The flood of 1996 was the culmination of a series of whacky weather patterns that struck the area in quick succession. Two months earlier, in December 1995, the Portland area was rocked by a devastating wind storm that blew roofs off buildings and snapped trees in half.

A few weeks later in January, a snow and ice front swept through the area closing schools, and that was followed by heavy rain.

“It was the winter of weird weather, let me tell you,” Nafsinger said.

But the rain didn’t stop, she said.

When The Times went to press on Wednesday, Feb. 7, the top story in Tigard that week was about a series of small localized floods, with more rain on the way.

“That’s when things went really kooky,” she said.

Stories in the Tualatin Times and Tigard Times from that time report how quickly the waters rose. Many residents were caught completely unprepared.

“It came up so fast,” Nafsinger said.

The storm and flooding affected everyone. Although only portions of Tigard and Tualatin were underwater, geysers were reported spewing from storm drains across the area. On Southwest Benchview Terrace on Bull Mountain, a home slid off its foundation and forced an evacuation.

Washington County crews tried to keep track of the number of roads that were closed due to flooding, but stopped counting at 200.

Cook Park’s dock on the Tualatin River came unmoored and was found standing vertically in the middle of the river after the storm subsided. Bleachers from soccer fields at the park were carried a football field’s length away and smashed into play equipment. A junkyard in Sherwood near the river flooded, sending car fluids, tires and other items downstream. Car parts were found weeks later.

Public works crews across the region worked around the clock to combat the flooding, Nafsinger said.

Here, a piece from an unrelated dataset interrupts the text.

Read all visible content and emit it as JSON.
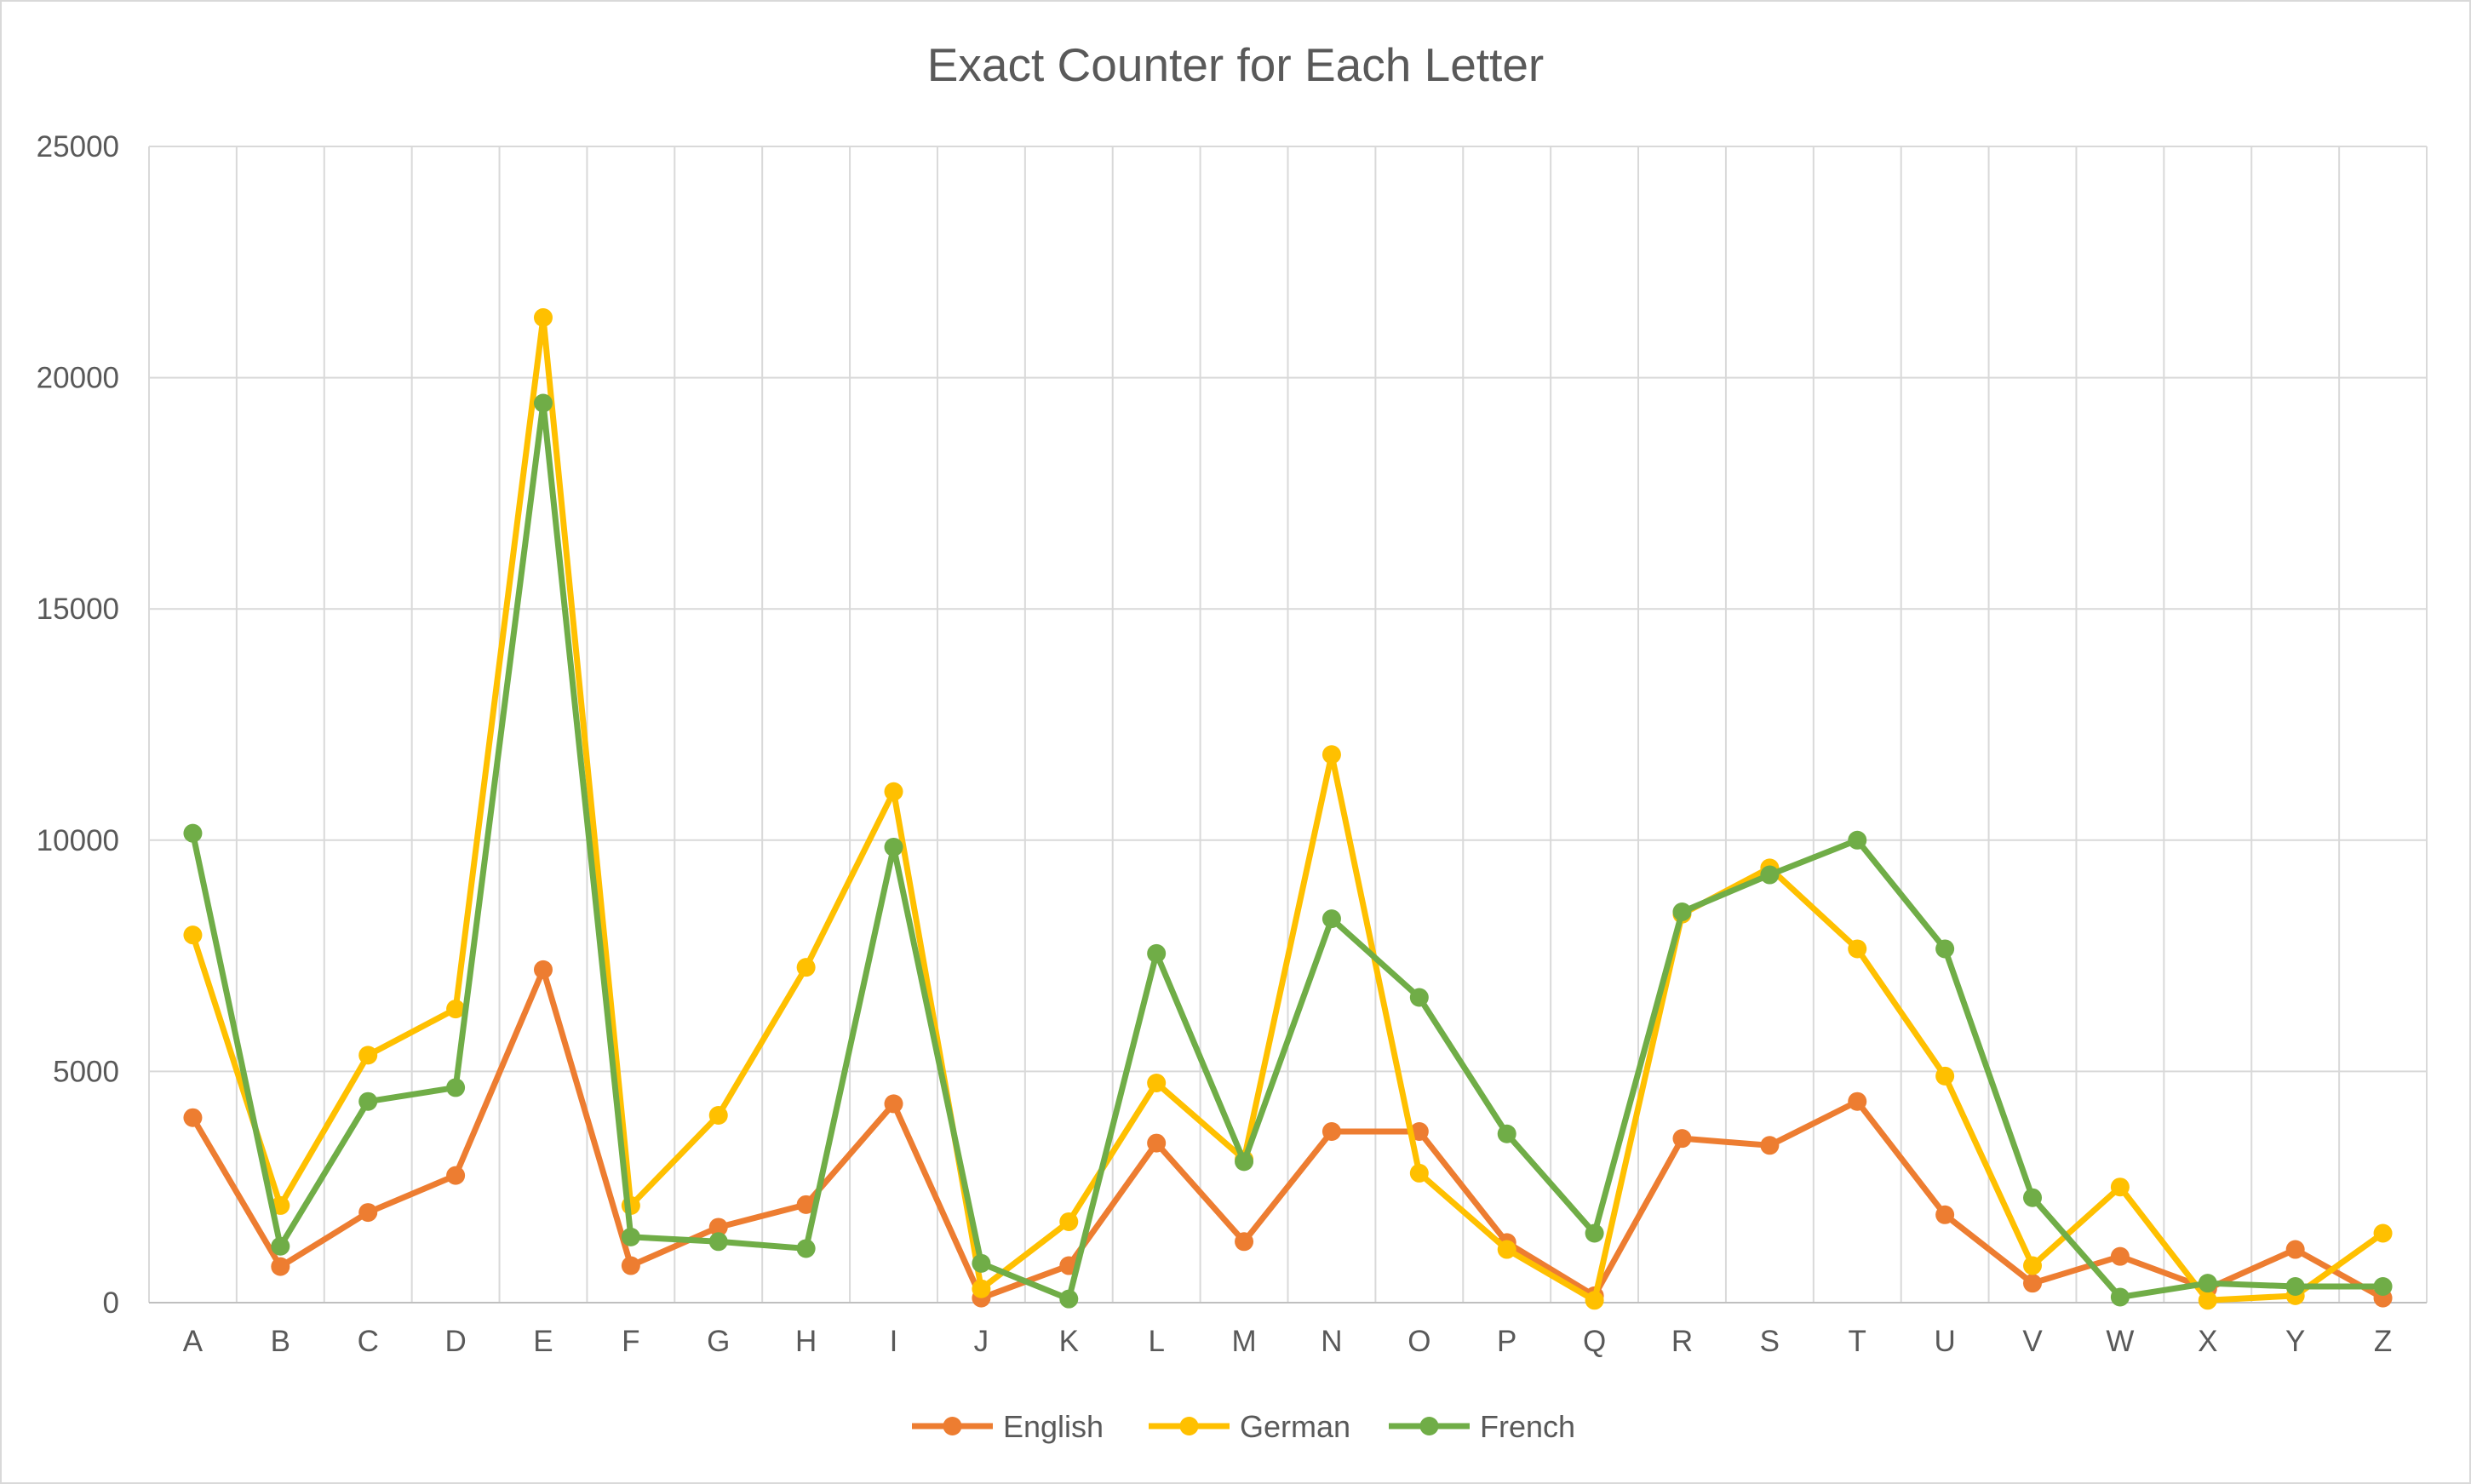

Residents came together to show their support. Durham resident Bill Gilham got into his motor boat and floated to Tualatin, where he helped people move out of apartments near the south edge of the river.

‘We wanted to be here’

In a lifetime in the news business, Nafsinger said the Flood of ‘96 remains a unique experience.

“I’d never covered anything like that, and I haven’t since,” she said. “We don’t have major events like that, not around here. For the Tualatin River to flood like that, it’s incredible.”

The flood waters receded after a few days, but for weeks afterward, Nafsinger said, the story was the same: How will the community rebuild?

“You could see the damage everywhere,” said Mike Lucas, who worked as a Tigard reporter with The Times in 1996. “After the flood, we walked around Tualatin and there were swirls of mud and dirt and mulch from landscaping everywhere. There was this dried film on the homes and businesses from the high water. People had their garage doors open airing everything out.”

Lucas, who now lives in Bordentown, N.J., still works for the paper, providing The Times’ weekly political cartoons.

“(Ingram) and I came across a couple in some apartments on Boones Ferry. Their apartment was just destroyed,” Nafsinger remembered. “I felt so bad for them. They lost everything. They took us in and we walked on their squishy carpet.”

The furniture was destroyed, Nafsinger said, and their electronics were ruined. They had done what they could to move things up out of the way, but it hadn’t been enough.

“They had tried to stop the water by putting up bookcases, but it came through and trashed the place,” she said. “They were this nice middle-aged couple. She’d been crying a lot, you could tell, and he kept saying that nobody cares about poor people, what were they going to do? I took out my notebook and started scribbling names and organizations for them to call.

“I was telling them, ‘Call this number. Call that number. Call FEMA. Call the city,” Nafsinger said. “They didn’t think anybody was going to help them. There was a man who lived upstairs, he didn’t lose a Kleenex, but those guys lost everything.”

For 13 days straight, reporters from The Times covered the flood and its damage. Nafsinger said she doesn’t regret a moment of it.

“Nobody had to tell us to come in,” Nafsinger said. “We wanted to be here to see what was happening. We just understood that we needed to keep following what was happening, every day. We kept coming in, knowing that something was going on and that we might be missing something.”